Le classement Pisa 2015, dévoilé mardi, est dominé par Singapour. Les élèves français âgés de 15 ans se situent dans la moyenne, mais se distinguent par le poids des origines sociales dans leurs résultats. Selon Jean Nemo, directeur de la Librairie des écoles, qui édite des manuels utilisés à Singapour. Pour lui, le résultats de ce classement s'explique par "la méthode de Singapour".

Des élèves du collège Guillaume-Apollinaire, dans le 15e arrondissement de Paris, le 1er septembre 2016.
Des élèves du collège Guillaume-Apollinaire, dans le 15e arrondissement de Paris, le 1er septembre 2016. (MAXPPP)

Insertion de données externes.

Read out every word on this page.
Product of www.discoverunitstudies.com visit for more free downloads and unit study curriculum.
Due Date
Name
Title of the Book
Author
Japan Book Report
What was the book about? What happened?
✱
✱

Singapour caracole en tête de l'enquête Pisa 2015 (Programme international pour le suivi des acquis des élèves) de l'Organisation de Coopération et de Développement Economiques (OCDE) dévoilée mardi 6 décembre.

Les élèves français affichent, eux, des performances dans la moyenne de leurs pairs des pays de l'OCDE. Mais une fois encore, la France se distingue par le poids de l'origine sociale sur les résultats de ses enfants. Selon Jean Nemo, directeur de la Librairie des écoles, invité de franceinfo mardi, cela s'explique par "la méthode de Singapour".

franceinfo : Par quel mécanisme, Singapour, qui était au fond du classement dans les années 1990, a-t-il pu remonter à la première place ?

Jean Nemo : Cela est lié à la méthode de Singapour : on traite moins de sujets mais en profondeur, donc on va s’attarder par exemple pendant deux mois au CP sur l’addition pour explorer toutes les représentations de l’addition. Cette méthode est centrée sur la résolution de problèmes.

Donc dès les petits nombres, on va apprendre aux élèves une méthode de raisonnement. Cette méthode s’inspire aussi de la pédagogie de Jérôme Bruner ou de Maria Montessori en faisant un glissement progressif de l’abstrait au concret. Toutes les nouvelles notions passent par une phase de manipulation concrète.

Pourquoi les élèves sont-ils invités à dessiner l'énoncé du problème ?

C'est ce que l’on appelle le modèle en barre. Dès le CE1, on va apprendre aux élèves une méthode de résolution de problèmes en les encourageant à représenter sous forme de petites barres de couleur les données d’un problème.

Au début, le travail est collectif, il se fait par le dialogue en classe, pendant lequel le professeur au tableau réfléchit à voix haute. Cette méthode est très efficace, très motivante pour les enfants. Elle leur permet de comprendre aussi qu’il y a plusieurs schémas qui permettent de résoudre un même problème et donc de s’autoriser des erreurs et des tâtonnements. Ce qui est très important en mathématiques.

Cette méthode est-elle appliquée en France ?

Je la publie depuis 2008 en France. Aujourd’hui, le succès de cette méthode est croissant. On a formé plus de 500 professeurs ces deux dernières années. Elle remporte un succès, y compris dans les écoles issues de milieux défavorisés parce qu’il y a une grande différenciation qui est conduite tout au long de la scolarité de la grande section de maternelle à la terminale.